"Wonderful, Wonderful Times": How Polish theatre critic and curator made a performance in Ukraine
Joanna Wichowska (Warsaw, Poland), a theatre critic and curator, performer and author for the stage, about how she came to Ukraine to implement the play "Wonderful, Wonderful Times", establish relations between Polish and Ukrainian theaters and about project planning.
How it all started?
The best way to fill the gap in cultural development between countries is to collaborate within concrete projects
During the past six years, I have been implementing projects involving Ukrainian artists and aimed at establishing long-term working relationships with them. The most important goal of my activity in this sphere was (and is) to fill the gap in the development of the culture of Ukraine and the EU. I believe that the best way to do this is to collaborate within specific projects.
"Wonderful, Wonderful Times" in Lviv
I chose the First Theater as the main destination (Lviv). The choice fell precisely on this theater because I had been able to cooperate with Rosa Sarkisian, who now holds the position of " lead director".
During the project, we, together with the theater team, prepared the production of "Wonderful, Wonderful Times", inspired by the novel by Elfriede Jelinek "Die Ausgesperrten".
In my opinion, the themes of post-war society, violence, the approach of young people to the perception of the "old world" of parents — all present in the Jelinek's novel — as well as actual in Ukraine.
In the process of shaping the performance we employed focus groups, lectures and meetings with Ukrainian and international historians, sociologists and cultural experts researching post-war society, violence, and methods of combating historical trauma. During the study I had the opportunity to interview and consult with researchers and theoreticians representing academic institutions including the Centre for Urban History of East Central Europe, Lviv Ivan Franko National University, the Terror Territory Museum and others.
The show premiered on 14-15 July, closing out First Theatre's season.
The state of theater culture in Ukraine
Lviv is often considered a traditional, even conservative place, but at the same time it's also a progressive city looking for new creative and communicative approaches
It's probably impossible to describe the state of the theatre in Ukraine as a whole; in a country this large there are so many regional and cultural differences. I watch people working in the field of theatrical arts and I can say that theirs is a constant struggle: outdated theatre management systems, lack of funding and obstacles created by national or local officials.
In Lviv, where we held the project, the situation is comparatively better than in other cities in Ukraine.
Lviv is often considered a traditional, even conservative place, but at the same time it's also a progressive city looking for new creative and communicative approaches. I admire the fact that the city is not hesitant to admit a new generation of actors and managers into its cultural milieu. Some are working in city theatres, particularly at the Lesia Ukrainka Theatre and the First Theatre. The Lesia Ukrainka is directed by Olga Puzhakovska and her youthful team, the majority of whom are women!
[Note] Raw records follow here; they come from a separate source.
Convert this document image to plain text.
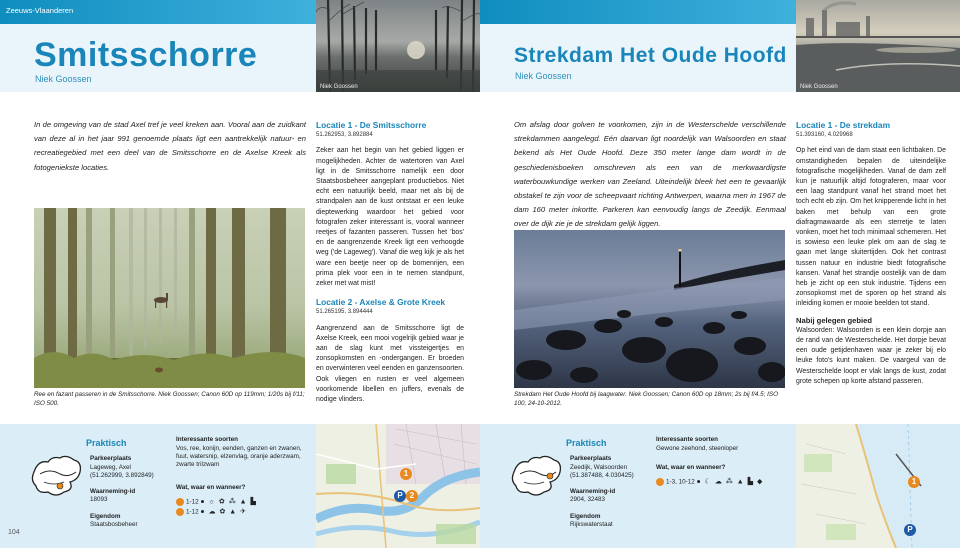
Zeeuws-Vlaanderen
Smitsschorre
Niek Goossen
Niek Goossen
In de omgeving van de stad Axel tref je veel kreken aan. Vooral aan de zuidkant van deze al in het jaar 991 genoemde plaats ligt een aantrekkelijk natuur- en recreatiegebied met een deel van de Smitsschorre en de Axelse Kreek als fotogeniekste locaties.
Ree en fazant passeren in de Smitsschorre. Niek Goossen; Canon 60D op 119mm; 1/20s bij f/11; ISO 500.
Locatie 1 - De Smitsschorre
51.262953, 3.892884

Zeker aan het begin van het gebied liggen er mogelijkheden. Achter de watertoren van Axel ligt in de Smitsschorre namelijk een door Staatsbosbeheer aangeplant productiebos. Niet echt een natuurlijk beeld, maar net als bij de strandpalen aan de kust ontstaat er een leuke dieptewerking waardoor het gebied voor fotografen zeker interessant is, vooral wanneer reetjes of fazanten passeren. Tussen het 'bos' en de aangrenzende Kreek ligt een verhoogde weg ('de Lageweg'). Vanaf die weg kijk je als het ware een beetje neer op de bomenrijen, een prima plek voor een in te nemen standpunt, zeker met wat mist!

Locatie 2 - Axelse & Grote Kreek
51.265195, 3.894444

Aangrenzend aan de Smitsschorre ligt de Axelse Kreek, een mooi vogelrijk gebied waar je aan de slag kunt met vissteigertjes en zonsopkomsten en -ondergangen. Er broeden en overwinteren veel eenden en ganzensoorten. Ook vliegen en rusten er veel algemeen voorkomende libellen en juffers, evenals de nodige vlinders.

Praktisch
Parkeerplaats
Lageweg, Axel
(51.262999, 3.892849)
Waarneming-id
18093
Eigendom
Staatsbosbeheer
Interessante soorten
Vos, ree, konijn, eenden, ganzen en zwanen, fuut, watersnip, elzenvlag, oranje aderzwam, zwarte trilzwam
Wat, waar en wanneer?
1-12 ● ☼ ✿ ⁂ ▲ ▙
1-12 ● ☁ ✿ ▲ ✈
104
1
2
P
Strekdam Het Oude Hoofd
Niek Goossen
Niek Goossen
Om afslag door golven te voorkomen, zijn in de Westerschelde verschillende strekdammen aangelegd. Eén daarvan ligt noordelijk van Walsoorden en staat bekend als Het Oude Hoofd. Deze 350 meter lange dam wordt in de geschiedenisboeken omschreven als een van de merkwaardigste waterbouwkundige werken van Zeeland. Uiteindelijk bleek het een te gevaarlijk obstakel te zijn voor de scheepvaart richting Antwerpen, waarna men in 1967 de dam 160 meter inkortte. Parkeren kan eenvoudig langs de Zeedijk. Eenmaal over de dijk zie je de strekdam gelijk liggen.
Strekdam Het Oude Hoofd bij laagwater. Niek Goossen; Canon 60D op 18mm; 2s bij f/4.5; ISO 100, 24-10-2012.
Locatie 1 - De strekdam
51.393160, 4.029968

Op het eind van de dam staat een lichtbaken. De omstandigheden bepalen de uiteindelijke fotografische mogelijkheden. Vanaf de dam zelf kun je natuurlijk altijd fotograferen, maar voor een laag standpunt vanaf het strand moet het toch echt eb zijn. Om het knipperende licht in het baken met behulp van een grote diafragmawaarde als een sterretje te laten vonken, moet het toch minimaal schemeren. Het is sowieso een leuke plek om aan de slag te gaan met lange sluitertijden. Ook het contrast tussen natuur en industrie biedt fotografische kansen. Vanaf het strandje oostelijk van de dam heb je zicht op een stuk industrie. Tijdens een zonsopkomst met de sporen op het strand als inleiding komen er mooie beelden tot stand.

Nabij gelegen gebied

Walsoorden: Walsoorden is een klein dorpje aan de rand van de Westerschelde. Het dorpje bevat een oude getijdenhaven waar je zeker bij elo leuke foto's kunt maken. De vaargeul van de Westerschelde loopt er vlak langs de kust, zodat grote schepen op korte afstand passeren.

Praktisch
Parkeerplaats
Zeedijk, Walsoorden
(51.387488, 4.030425)
Waarneming-id
2904, 32483
Eigendom
Rijkswaterstaat
Interessante soorten
Gewone zeehond, steenloper
Wat, waar en wanneer?
1-3, 10-12 ● ☾ ☁ ⁂ ▲ ▙ ◆	1
P
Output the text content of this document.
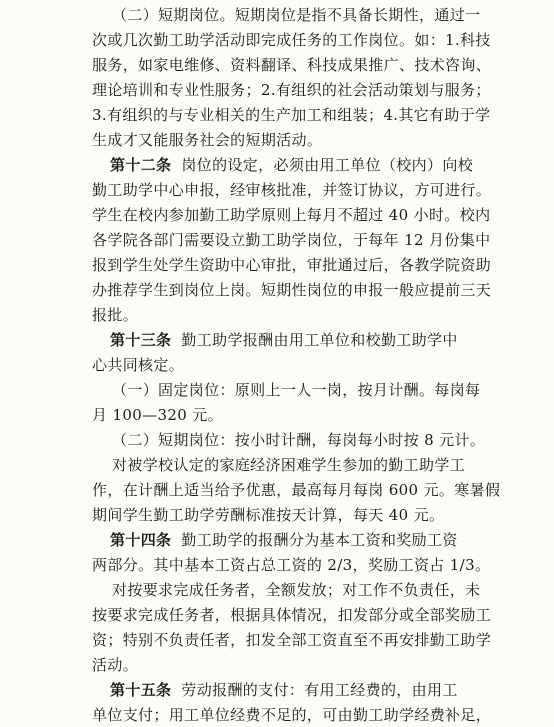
（二）短期岗位。短期岗位是指不具备长期性，通过一
次或几次勤工助学活动即完成任务的工作岗位。如：1.科技
服务，如家电维修、资料翻译、科技成果推广、技术咨询、
理论培训和专业性服务；2.有组织的社会活动策划与服务；
3.有组织的与专业相关的生产加工和组装；4.其它有助于学
生成才又能服务社会的短期活动。
第十二条 岗位的设定，必须由用工单位（校内）向校
勤工助学中心申报，经审核批准，并签订协议，方可进行。
学生在校内参加勤工助学原则上每月不超过 40 小时。校内
各学院各部门需要设立勤工助学岗位，于每年 12 月份集中
报到学生处学生资助中心审批，审批通过后，各教学院资助
办推荐学生到岗位上岗。短期性岗位的申报一般应提前三天
报批。
第十三条 勤工助学报酬由用工单位和校勤工助学中
心共同核定。
（一）固定岗位：原则上一人一岗，按月计酬。每岗每
月 100—320 元。
（二）短期岗位：按小时计酬，每岗每小时按 8 元计。
对被学校认定的家庭经济困难学生参加的勤工助学工
作，在计酬上适当给予优惠，最高每月每岗 600 元。寒暑假
期间学生勤工助学劳酬标准按天计算，每天 40 元。
第十四条 勤工助学的报酬分为基本工资和奖励工资
两部分。其中基本工资占总工资的 2/3，奖励工资占 1/3。
对按要求完成任务者，全额发放；对工作不负责任，未
按要求完成任务者，根据具体情况，扣发部分或全部奖励工
资；特别不负责任者，扣发全部工资直至不再安排勤工助学
活动。
第十五条 劳动报酬的支付：有用工经费的，由用工
单位支付；用工单位经费不足的，可由勤工助学经费补足，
She is working to introduce new management methods, similar to the changes that Rosa Sarkisyan – the 'lead director' — is doing at the First Theatre, changes of which our production if proof positive.
What's lacking, in my opinion, is unrestricted access to the educational system for young actors, artists and theorists. In my view there aren't enough young theater directors who could be teaching at Lviv universities — a change that would have an impact on the further development of local theatre.
Language is not a barrier
My working language for the project was Ukrainian, a language I know well enough, but only conversational Ukrainian. I don't even know the Cyrillic alphabet and this resulted in occasionally difficult and simultaneously very funny situations.
I wrote the script for the play in Ukrainian but using the Latinate alphabet and then Katja Sehed, my assistant, transliterated it into real Ukrainian. Then we tried out the text with the actors and that resulted in some changes they required and from that Katja edited the new script.
There were situations where Katja would have transcribed my audio recordings and then I would develop a working text from these in "my Ukrainian" after which Katja would transcribe them and then I would make some changes and it could go on like this for days.
Be skeptical toward the text — it shouldn't be poetry, but must be realistic above all, something that belongs to the actors and not to me.
I wrote several of the monologues in Polish and got help from my friend, the wonderful translator Liuba Ilnitska.
This was all a bit on the crazy side and I'm really grateful for the patience of the actors. Still, it was exactly what I wanted: to stop being so tied to the theatre space; to work out the text collectively rather than bringing a finished script; and also to be skeptical toward the text — it shouldn't be poetry, but must be realistic above all, something that belongs to the actors and not to me.
Working with the First Theater we also plan to establish a connection with the Korczak Festival — an international festival of children and youth theatre organized by the Polish ASSITEJ Centre (The International Association of Children and Youth Theatre). We're looking to invite representatives from the Centre to Lviv and pitch some First Theatre performances for the festival.
I also intend to organize a regular exchange between Ukrainian and Polish artists — playwrights and directors — working in youth theatre.
How to plan a grant mobility project
My advice is that you plan your mobility project in such a way that it creates a space for genuine artistic or academic exchanges with people in your destination city. Working together to create something specific together is the best way to learn something new from others.